Paying off student loans can be a challenging process, so it’s natural to look for creative ways to accomplish your goal. One question some student loan borrowers have asked is whether they can use a credit card to pay student loans.
Technically, it is possible, but it’s generally not a good idea. Here’s what you should know before you try it.
Can You Use a Credit Card to Pay Student Loans?
Unfortunately, making monthly student loan payments with your credit card isn’t an option. The U.S. Department of the Treasury does not allow federal student loan servicers to accept credit cards as a payment method for monthly loan payments.
While that restriction doesn’t extend to private student loan companies, you’ll be hard-pressed to find one that will offer it.

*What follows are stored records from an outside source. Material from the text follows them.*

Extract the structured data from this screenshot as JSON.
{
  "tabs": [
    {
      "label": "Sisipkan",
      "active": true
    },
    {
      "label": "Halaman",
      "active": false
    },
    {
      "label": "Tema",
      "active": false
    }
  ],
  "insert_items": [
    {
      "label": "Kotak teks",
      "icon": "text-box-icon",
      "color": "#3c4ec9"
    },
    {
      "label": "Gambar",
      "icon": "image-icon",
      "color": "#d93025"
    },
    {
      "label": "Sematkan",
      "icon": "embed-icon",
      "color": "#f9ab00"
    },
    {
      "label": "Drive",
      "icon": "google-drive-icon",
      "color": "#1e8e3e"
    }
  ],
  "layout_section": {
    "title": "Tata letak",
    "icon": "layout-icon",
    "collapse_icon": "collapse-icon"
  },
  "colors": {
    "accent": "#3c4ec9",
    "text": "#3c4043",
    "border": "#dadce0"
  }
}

That said, paying off student loans with a credit card is technically possible through a balance transfer. Many credit cards offer this feature primarily as a way to transfer one credit card balance to another, and if you’re submitting a request directly to your card issuer, that’s typically the only option.
However, some card issuers will send customers blank balance transfer checks, which gives you some more flexibility. For example, you can simply write a check to your student loan servicer or lender and send it as payment. Alternatively, you can write a check to yourself, deposit it into your checking account, and make a payment from there.

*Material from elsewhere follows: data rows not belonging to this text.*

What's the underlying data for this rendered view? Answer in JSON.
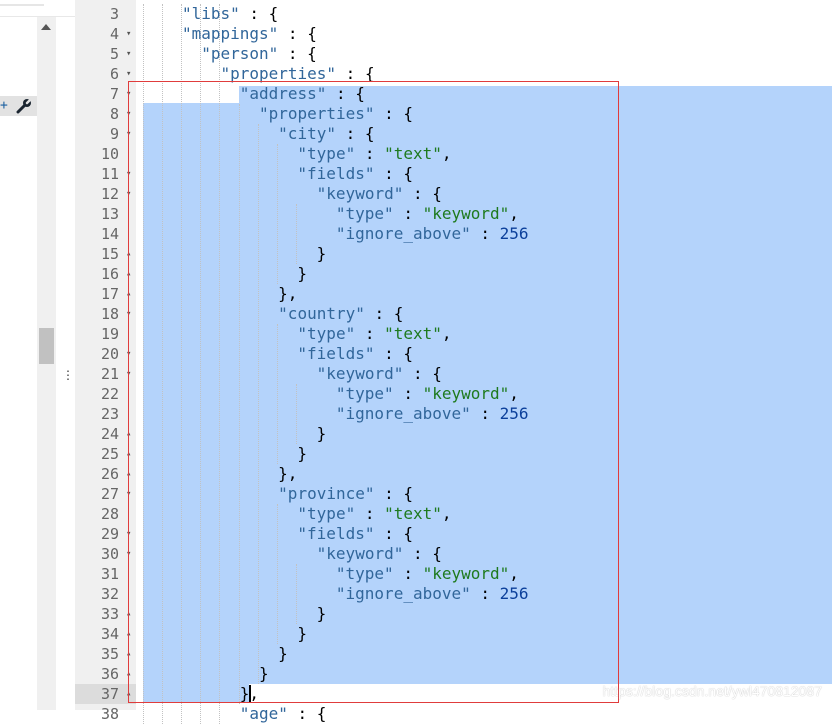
{
  "gutter_lines": [
    {
      "ln": "3",
      "fold": ""
    },
    {
      "ln": "4",
      "fold": "▾"
    },
    {
      "ln": "5",
      "fold": "▾"
    },
    {
      "ln": "6",
      "fold": "▾"
    },
    {
      "ln": "7",
      "fold": "▾"
    },
    {
      "ln": "8",
      "fold": "▾"
    },
    {
      "ln": "9",
      "fold": "▾"
    },
    {
      "ln": "10",
      "fold": ""
    },
    {
      "ln": "11",
      "fold": "▾"
    },
    {
      "ln": "12",
      "fold": "▾"
    },
    {
      "ln": "13",
      "fold": ""
    },
    {
      "ln": "14",
      "fold": ""
    },
    {
      "ln": "15",
      "fold": "▴"
    },
    {
      "ln": "16",
      "fold": "▴"
    },
    {
      "ln": "17",
      "fold": "▴"
    },
    {
      "ln": "18",
      "fold": "▾"
    },
    {
      "ln": "19",
      "fold": ""
    },
    {
      "ln": "20",
      "fold": "▾"
    },
    {
      "ln": "21",
      "fold": "▾"
    },
    {
      "ln": "22",
      "fold": ""
    },
    {
      "ln": "23",
      "fold": ""
    },
    {
      "ln": "24",
      "fold": "▴"
    },
    {
      "ln": "25",
      "fold": "▴"
    },
    {
      "ln": "26",
      "fold": "▴"
    },
    {
      "ln": "27",
      "fold": "▾"
    },
    {
      "ln": "28",
      "fold": ""
    },
    {
      "ln": "29",
      "fold": "▾"
    },
    {
      "ln": "30",
      "fold": "▾"
    },
    {
      "ln": "31",
      "fold": ""
    },
    {
      "ln": "32",
      "fold": ""
    },
    {
      "ln": "33",
      "fold": "▴"
    },
    {
      "ln": "34",
      "fold": "▴"
    },
    {
      "ln": "35",
      "fold": "▴"
    },
    {
      "ln": "36",
      "fold": "▴"
    },
    {
      "ln": "37",
      "fold": "▴"
    },
    {
      "ln": "38",
      "fold": ""
    }
  ],
  "active_line": "37",
  "code_lines": [
    {
      "indent": 2,
      "tokens": [
        {
          "t": "\"libs\"",
          "c": "k"
        },
        {
          "t": " : {",
          "c": "p"
        }
      ]
    },
    {
      "indent": 2,
      "tokens": [
        {
          "t": "\"mappings\"",
          "c": "k"
        },
        {
          "t": " : {",
          "c": "p"
        }
      ]
    },
    {
      "indent": 3,
      "tokens": [
        {
          "t": "\"person\"",
          "c": "k"
        },
        {
          "t": " : {",
          "c": "p"
        }
      ]
    },
    {
      "indent": 4,
      "tokens": [
        {
          "t": "\"properties\"",
          "c": "k"
        },
        {
          "t": " : {",
          "c": "p"
        }
      ]
    },
    {
      "indent": 5,
      "tokens": [
        {
          "t": "\"address\"",
          "c": "k"
        },
        {
          "t": " : {",
          "c": "p"
        }
      ]
    },
    {
      "indent": 6,
      "tokens": [
        {
          "t": "\"properties\"",
          "c": "k"
        },
        {
          "t": " : {",
          "c": "p"
        }
      ]
    },
    {
      "indent": 7,
      "tokens": [
        {
          "t": "\"city\"",
          "c": "k"
        },
        {
          "t": " : {",
          "c": "p"
        }
      ]
    },
    {
      "indent": 8,
      "tokens": [
        {
          "t": "\"type\"",
          "c": "k"
        },
        {
          "t": " : ",
          "c": "p"
        },
        {
          "t": "\"text\"",
          "c": "s"
        },
        {
          "t": ",",
          "c": "p"
        }
      ]
    },
    {
      "indent": 8,
      "tokens": [
        {
          "t": "\"fields\"",
          "c": "k"
        },
        {
          "t": " : {",
          "c": "p"
        }
      ]
    },
    {
      "indent": 9,
      "tokens": [
        {
          "t": "\"keyword\"",
          "c": "k"
        },
        {
          "t": " : {",
          "c": "p"
        }
      ]
    },
    {
      "indent": 10,
      "tokens": [
        {
          "t": "\"type\"",
          "c": "k"
        },
        {
          "t": " : ",
          "c": "p"
        },
        {
          "t": "\"keyword\"",
          "c": "s"
        },
        {
          "t": ",",
          "c": "p"
        }
      ]
    },
    {
      "indent": 10,
      "tokens": [
        {
          "t": "\"ignore_above\"",
          "c": "k"
        },
        {
          "t": " : ",
          "c": "p"
        },
        {
          "t": "256",
          "c": "n"
        }
      ]
    },
    {
      "indent": 9,
      "tokens": [
        {
          "t": "}",
          "c": "p"
        }
      ]
    },
    {
      "indent": 8,
      "tokens": [
        {
          "t": "}",
          "c": "p"
        }
      ]
    },
    {
      "indent": 7,
      "tokens": [
        {
          "t": "},",
          "c": "p"
        }
      ]
    },
    {
      "indent": 7,
      "tokens": [
        {
          "t": "\"country\"",
          "c": "k"
        },
        {
          "t": " : {",
          "c": "p"
        }
      ]
    },
    {
      "indent": 8,
      "tokens": [
        {
          "t": "\"type\"",
          "c": "k"
        },
        {
          "t": " : ",
          "c": "p"
        },
        {
          "t": "\"text\"",
          "c": "s"
        },
        {
          "t": ",",
          "c": "p"
        }
      ]
    },
    {
      "indent": 8,
      "tokens": [
        {
          "t": "\"fields\"",
          "c": "k"
        },
        {
          "t": " : {",
          "c": "p"
        }
      ]
    },
    {
      "indent": 9,
      "tokens": [
        {
          "t": "\"keyword\"",
          "c": "k"
        },
        {
          "t": " : {",
          "c": "p"
        }
      ]
    },
    {
      "indent": 10,
      "tokens": [
        {
          "t": "\"type\"",
          "c": "k"
        },
        {
          "t": " : ",
          "c": "p"
        },
        {
          "t": "\"keyword\"",
          "c": "s"
        },
        {
          "t": ",",
          "c": "p"
        }
      ]
    },
    {
      "indent": 10,
      "tokens": [
        {
          "t": "\"ignore_above\"",
          "c": "k"
        },
        {
          "t": " : ",
          "c": "p"
        },
        {
          "t": "256",
          "c": "n"
        }
      ]
    },
    {
      "indent": 9,
      "tokens": [
        {
          "t": "}",
          "c": "p"
        }
      ]
    },
    {
      "indent": 8,
      "tokens": [
        {
          "t": "}",
          "c": "p"
        }
      ]
    },
    {
      "indent": 7,
      "tokens": [
        {
          "t": "},",
          "c": "p"
        }
      ]
    },
    {
      "indent": 7,
      "tokens": [
        {
          "t": "\"province\"",
          "c": "k"
        },
        {
          "t": " : {",
          "c": "p"
        }
      ]
    },
    {
      "indent": 8,
      "tokens": [
        {
          "t": "\"type\"",
          "c": "k"
        },
        {
          "t": " : ",
          "c": "p"
        },
        {
          "t": "\"text\"",
          "c": "s"
        },
        {
          "t": ",",
          "c": "p"
        }
      ]
    },
    {
      "indent": 8,
      "tokens": [
        {
          "t": "\"fields\"",
          "c": "k"
        },
        {
          "t": " : {",
          "c": "p"
        }
      ]
    },
    {
      "indent": 9,
      "tokens": [
        {
          "t": "\"keyword\"",
          "c": "k"
        },
        {
          "t": " : {",
          "c": "p"
        }
      ]
    },
    {
      "indent": 10,
      "tokens": [
        {
          "t": "\"type\"",
          "c": "k"
        },
        {
          "t": " : ",
          "c": "p"
        },
        {
          "t": "\"keyword\"",
          "c": "s"
        },
        {
          "t": ",",
          "c": "p"
        }
      ]
    },
    {
      "indent": 10,
      "tokens": [
        {
          "t": "\"ignore_above\"",
          "c": "k"
        },
        {
          "t": " : ",
          "c": "p"
        },
        {
          "t": "256",
          "c": "n"
        }
      ]
    },
    {
      "indent": 9,
      "tokens": [
        {
          "t": "}",
          "c": "p"
        }
      ]
    },
    {
      "indent": 8,
      "tokens": [
        {
          "t": "}",
          "c": "p"
        }
      ]
    },
    {
      "indent": 7,
      "tokens": [
        {
          "t": "}",
          "c": "p"
        }
      ]
    },
    {
      "indent": 6,
      "tokens": [
        {
          "t": "}",
          "c": "p"
        }
      ]
    },
    {
      "indent": 5,
      "tokens": [
        {
          "t": "},",
          "c": "p"
        }
      ]
    },
    {
      "indent": 5,
      "tokens": [
        {
          "t": "\"age\"",
          "c": "k"
        },
        {
          "t": " : {",
          "c": "p"
        }
      ]
    }
  ],
  "toolbar": {
    "wrench_icon": "wrench-icon",
    "expand_icon": "plus-icon"
  },
  "splitter": {
    "glyph": "⋮"
  },
  "colors": {
    "selection": "#b4d3fb",
    "highlight_box": "#e03c3c",
    "key": "#31669a",
    "string": "#1e7a1e",
    "number": "#0b3f9a"
  },
  "watermark": "https://blog.csdn.net/ywl470812087"
}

Balance transfer checks often come with introductory 0% APR promotions, which give you some time to pay off the debt interest-free. That said, here are some reasons why you should generally avoid this option:
- Once the promotional period ends, your interest rate will jump to your card’s regular APR. The full APR will likely be higher than what your student loans charge.
- Balance transfers come with a fee, typically up to 5% of the transfer amount, which eats into your savings.

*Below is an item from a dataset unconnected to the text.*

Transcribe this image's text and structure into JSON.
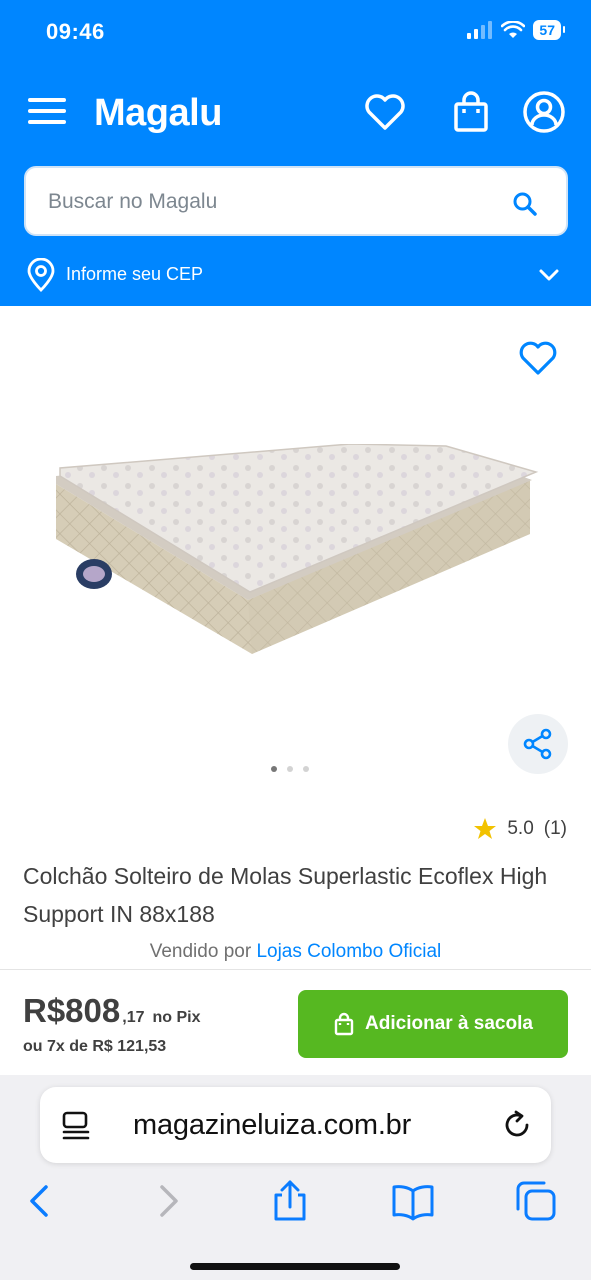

- Credit cards don’t have a set repayment schedule, so it’s easy to get complacent. You may end up paying back that balance at a higher interest rate for years to come.
- Credit cards have low minimum payments to encourage customers to carry a balance, which could cause more problems.
- You won’t earn credit card rewards on a balance transfer, so you can’t count on that feature to help mitigate the costs.
So if you’re wondering how to pay student loans with a credit card, it is possible. But you’re better off considering other options to pay down your debt faster.
Can You Use a Student Loan to Pay Credit Cards?
If you’re still in school, you may be wondering if it’s possible to use your student loans to pay your credit card bill. Again, technically, yes, it is possible. But there are some things to keep in mind.
The Office of Federal Student Aid lists acceptable uses for federal student loans, and private student lenders typically follow the same guidelines. Your loans must be used for the following:
- Tuition and fees
- Room and board
- Supplies and equipment necessary for study
- Transportation to and from school
- Child care expenses
If you incur any of these expenses with your credit card, you can use student loan money to pay your bill. However, if you’re also using your credit card for expenses that aren’t eligible for student loan use, it’s important to separate those so you aren’t using your loans inappropriately.
Also, the Office of Federal Student Aid doesn’t list credit card interest as an eligible expense. So if you’re not paying your bill on time every month and incurring interest, be careful to avoid using your student loan money for those expenses.
How to Pay Down Your Student Loans More Effectively
If you’re looking for a way to potentially save money while paying down your student loans, consider student loan refinancing.
This process involves replacing one or more existing student loans with a new one through a private lender like ELFI. Depending on your credit score, income, and other factors, you may be able to qualify for a lower interest rate than what you’re paying on your loans right now.
If that happens, you’d not only save money on interest charges, but you could also get a lower monthly payment.
Refinancing also gives you some flexibility with your monthly payments and repayment goal. For example, if you can afford to pay more and want to eliminate your debt faster, you can opt for a shorter repayment schedule than the standard 10-year repayment plan.
Alternatively, if you’re struggling to keep up with your payments or want to reduce your debt-to-income ratio, you could extend your repayment term to up to 20 or even 25 years, depending on the lender.
Keep in mind, though, that different refinance lenders have varying eligibility requirements. Also, just because you qualify, it doesn’t necessarily mean you can get more favorable terms than what you have now.
However, if you’re having a hard time getting approved for qualifying for better terms, most lenders will allow you to apply with a creditworthy cosigner to improve your odds of getting what you’re looking for.
Before you start the process, however, note that if you have federal loans, refinancing will cause you to lose access to certain programs, including student loan forgiveness and income-driven repayment plans. But if you don’t anticipate needing either of those benefits, it won’t be an issue.
The Bottom Line
If you’re looking for ways to pay off your student loans more effectively, you may have wondered whether you can use your credit cards. While it’s possible, it’s generally not a good idea. Also, if you’re still in school, it’s important to be mindful of how you’re allowed to use your student loan funds, especially when it comes to making credit card payments.
A better approach to paying down your student loan debt is through refinancing. Take some time to consider whether refinancing your student loans is right for you, and consider getting prequalified to see whether you can get better terms than what you have on your current loans.